Parmi les « enfants » ou « fils illégitimes » on peut citer le cas de M le Maudit, rappeur du groupe LTF et du Dojo Klan attaqué par la secte et ses fanatiques suite à la sortie du morceau ODL sur lequel il adopte des gimmicks et un champ lexical très proche de celui du 667. Enfin, l’influence de Freeze, se voit aussi dans le vif intérêt qu’il suscite auprès des têtes d’affiches. Vald, Nekfeu, Caballero et plus récemment Niro n’ont pas caché leur admiration devant la dextérité microphonique de l’italo-sénégalais. Au départ condamné à ne toucher qu’un public restreint au vu de son approche assez corrosive, Freeze a fini par intéresser même les médias les plus frileux qui jouent beaucoup sur sa part de mystère.
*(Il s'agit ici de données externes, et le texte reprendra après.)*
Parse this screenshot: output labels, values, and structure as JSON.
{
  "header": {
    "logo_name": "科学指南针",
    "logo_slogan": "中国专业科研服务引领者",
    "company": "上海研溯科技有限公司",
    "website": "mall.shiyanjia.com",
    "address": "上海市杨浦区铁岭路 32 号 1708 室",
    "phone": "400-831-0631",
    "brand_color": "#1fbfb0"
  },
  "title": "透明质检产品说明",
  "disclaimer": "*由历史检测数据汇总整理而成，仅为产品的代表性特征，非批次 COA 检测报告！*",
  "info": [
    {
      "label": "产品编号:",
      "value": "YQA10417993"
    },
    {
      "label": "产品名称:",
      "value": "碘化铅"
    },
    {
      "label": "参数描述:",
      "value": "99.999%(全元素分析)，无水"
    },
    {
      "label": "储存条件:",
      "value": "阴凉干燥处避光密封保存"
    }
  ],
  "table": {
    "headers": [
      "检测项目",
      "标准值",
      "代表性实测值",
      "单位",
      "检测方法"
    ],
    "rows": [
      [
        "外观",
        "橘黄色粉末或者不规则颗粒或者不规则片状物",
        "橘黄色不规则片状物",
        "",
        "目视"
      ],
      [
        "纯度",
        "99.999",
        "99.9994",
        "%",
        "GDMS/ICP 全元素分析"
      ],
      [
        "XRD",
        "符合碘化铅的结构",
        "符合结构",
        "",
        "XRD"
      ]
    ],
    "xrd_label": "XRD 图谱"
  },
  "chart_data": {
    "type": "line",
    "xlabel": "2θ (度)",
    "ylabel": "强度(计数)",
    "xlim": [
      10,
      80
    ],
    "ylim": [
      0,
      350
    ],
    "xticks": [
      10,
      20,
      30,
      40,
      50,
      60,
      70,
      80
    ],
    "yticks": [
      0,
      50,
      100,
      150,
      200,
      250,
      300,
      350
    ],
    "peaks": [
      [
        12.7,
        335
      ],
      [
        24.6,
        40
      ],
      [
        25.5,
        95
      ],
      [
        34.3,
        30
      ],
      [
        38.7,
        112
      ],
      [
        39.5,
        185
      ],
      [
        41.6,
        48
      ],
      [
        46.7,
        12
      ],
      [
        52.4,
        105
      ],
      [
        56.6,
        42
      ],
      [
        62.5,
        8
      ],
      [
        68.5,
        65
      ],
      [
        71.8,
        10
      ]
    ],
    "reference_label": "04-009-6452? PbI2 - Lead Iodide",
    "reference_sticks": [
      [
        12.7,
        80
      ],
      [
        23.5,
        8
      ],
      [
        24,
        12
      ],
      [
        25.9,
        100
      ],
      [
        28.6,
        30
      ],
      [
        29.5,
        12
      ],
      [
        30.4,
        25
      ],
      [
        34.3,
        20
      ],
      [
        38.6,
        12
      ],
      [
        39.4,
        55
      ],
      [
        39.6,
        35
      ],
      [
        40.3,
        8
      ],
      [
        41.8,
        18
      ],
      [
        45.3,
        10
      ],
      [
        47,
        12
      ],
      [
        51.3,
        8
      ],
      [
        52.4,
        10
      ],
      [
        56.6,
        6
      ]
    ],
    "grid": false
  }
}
N’accordant aucune entrevue avec les médias et labels à l’instar d’un fameux duo des Tarterêts, il continue d’écrire la légende pour s’inscrire dans la grande lignée des rappeurs non-alignés entre Salif, Alpha 5.20, Le Roi Heenok et Despo Rutti ou dans le Hall of Fame du name-dropping aux cotés d’Alkpote, Dany Dan, Booba et Joe Lucazz.